Lying in bed waiting for out there to pluck our strings does not accord with human reality (except in adolescent years).

What of another favoured image, that of the captain on a ship’s bridge, who naively thinks that s/he is controlling the ship by spinning the wheel; whereas the truth is that the wheel connects to nothing, and the ship is tossed upon the seas of universal necessity?

Again- a dualist mistake: ship and captain are one; the whole is well fitted for riding and navigating the waves, and using their power.

Reflective and unconscious action

There is another mistake, or fetish: to do with the alleged primacy of reflective decision making in our lives. Clearly it is important, however its psychological and physical mechanisms work: attachments, places of work and living, becoming parents, may depend on long, hard thought.
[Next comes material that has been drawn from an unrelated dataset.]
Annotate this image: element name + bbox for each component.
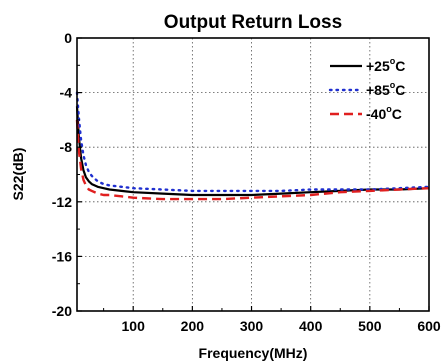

But in many aspects of our lives the opposite is true: we strive to eliminate reflection – “thought” is the enemy of competence, in most sports, driving a car or riding a bike, and many routine tasks.

We aspire to train ourselves, or be trained, or just grow to learn, to take many decisions “instinctively” or unconsciously – as part of a deterministic universe?

When one is driving on a motorway in the winter’s dark and rain, one trusts that one’s, and others’, driving skills are meshed in response to the conditions and will deliver a safe outcome. But we should not usually say that the manoeuvres others and we make are evidence of a lack of free will, or that the mistakes we might make, for example a fractional lateness in braking or steering, are “not our fault”. We seek to be responsive to many such very immediate elements of life, and agree to be held responsible, even if the conditions in and upon which we act are not matters for which we have ultimate responsibility.

Finally – an interesting self-experiment. When you are next lying in bed after waking (and are not determined in your rising by an implacable alarm and timetable), introspect the following sequence:  “I should get up” (decision *1); “I get up” (decision *2). I suggest that *2 is not usually a reflective one – you just get up. But *1 has set the conditions – the resolution in favour of getting up that *2 unreflectively delivers.

That is a model for many of our actions (including  writing passages of essays!)